YouTubeチャンネル「イズミダイズム」では、元機関投資家の泉田良輔氏が、プロの視点から企業の決算や株式市場の動向を読み解いています。

今回の動画で取り上げられたのは、誰もが知る巨大企業・リクルートホールディングスです。同社は直近の決算で大幅な増益を発表したにもかかわらず、なぜか株価は下落基調が続いています。

好決算と株価下落という矛盾した状況の裏には、一体何が隠されているのでしょうか。

本記事では、泉田氏の解説をもとに、AIの進化がもたらす「連想ゲーム」のメカニズムや、アナリストとマーケット(市場参加者)の視点の違いなど、投資家が知っておくべき株式市場のリアルな反応について分かりやすく紹介します。

ココがポイント
  • リクルートの業績は大幅増益で好調であり、稼ぎ頭は「北米のHRテクノロジー事業」である
  • 株価下落の背景には、AI進化による「SaaSの死」と、それに伴う採用市場縮小への懸念がある
  • 株式市場は「連想ゲーム」で動いており、実績を重んじるアナリストよりも早くリスクを織り込む
  • 投資家は「落ちてくるナイフは掴むな」の格言を胸に、次回の決算で定点観測をすることが重要

1. 業績は好調、アナリスト予想も上昇中

リクルートの株価が下落している理由を探る前に、まずは足元の業績を確認しておく必要があります。

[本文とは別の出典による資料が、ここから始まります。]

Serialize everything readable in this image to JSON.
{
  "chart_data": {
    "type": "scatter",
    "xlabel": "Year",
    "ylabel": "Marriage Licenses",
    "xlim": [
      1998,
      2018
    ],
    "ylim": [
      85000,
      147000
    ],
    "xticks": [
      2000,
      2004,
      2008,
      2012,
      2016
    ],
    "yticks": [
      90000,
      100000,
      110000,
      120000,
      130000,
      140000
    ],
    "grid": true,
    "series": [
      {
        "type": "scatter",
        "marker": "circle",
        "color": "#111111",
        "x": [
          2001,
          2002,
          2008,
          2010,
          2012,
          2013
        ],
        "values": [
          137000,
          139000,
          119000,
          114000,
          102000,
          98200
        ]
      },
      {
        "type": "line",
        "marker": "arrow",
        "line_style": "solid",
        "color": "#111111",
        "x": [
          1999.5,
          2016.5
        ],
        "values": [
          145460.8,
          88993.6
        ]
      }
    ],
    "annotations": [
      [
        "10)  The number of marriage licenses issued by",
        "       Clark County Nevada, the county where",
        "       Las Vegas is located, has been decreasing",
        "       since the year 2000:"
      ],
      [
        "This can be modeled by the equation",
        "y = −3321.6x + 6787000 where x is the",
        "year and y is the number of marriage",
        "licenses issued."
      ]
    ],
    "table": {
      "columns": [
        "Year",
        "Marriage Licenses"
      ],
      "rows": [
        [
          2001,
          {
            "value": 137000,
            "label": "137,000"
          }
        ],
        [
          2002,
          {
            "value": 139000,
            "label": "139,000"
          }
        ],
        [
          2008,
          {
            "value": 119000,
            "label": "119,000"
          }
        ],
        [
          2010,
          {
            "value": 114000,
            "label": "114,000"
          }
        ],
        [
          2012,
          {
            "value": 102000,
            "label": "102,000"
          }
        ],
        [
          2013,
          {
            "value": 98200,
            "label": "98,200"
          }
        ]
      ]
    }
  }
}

泉田氏が指摘するのは、リクルートの決算自体は決して悪くなく、むしろ非常に良好であるという事実です。

1.1 利益が大幅に伸びた好決算

2026年3月期第3四半期累計の決算データを見ると、売上収益は2兆7367億円(前年同期比+1.5%)と微増にとどまりました。

しかし、利益面を見ると景色が変わります。本業の儲けを示す営業利益は4956億円(同+21.1%)と大幅な増益を達成しており、親会社帰属利益も3949億円(同+15.6%)としっかり伸びています。

泉田氏も動画内で、売上の伸びに対する物足りなさを指摘しつつも、利益が堅調に伸びていることから「立派な決算」と評価しています。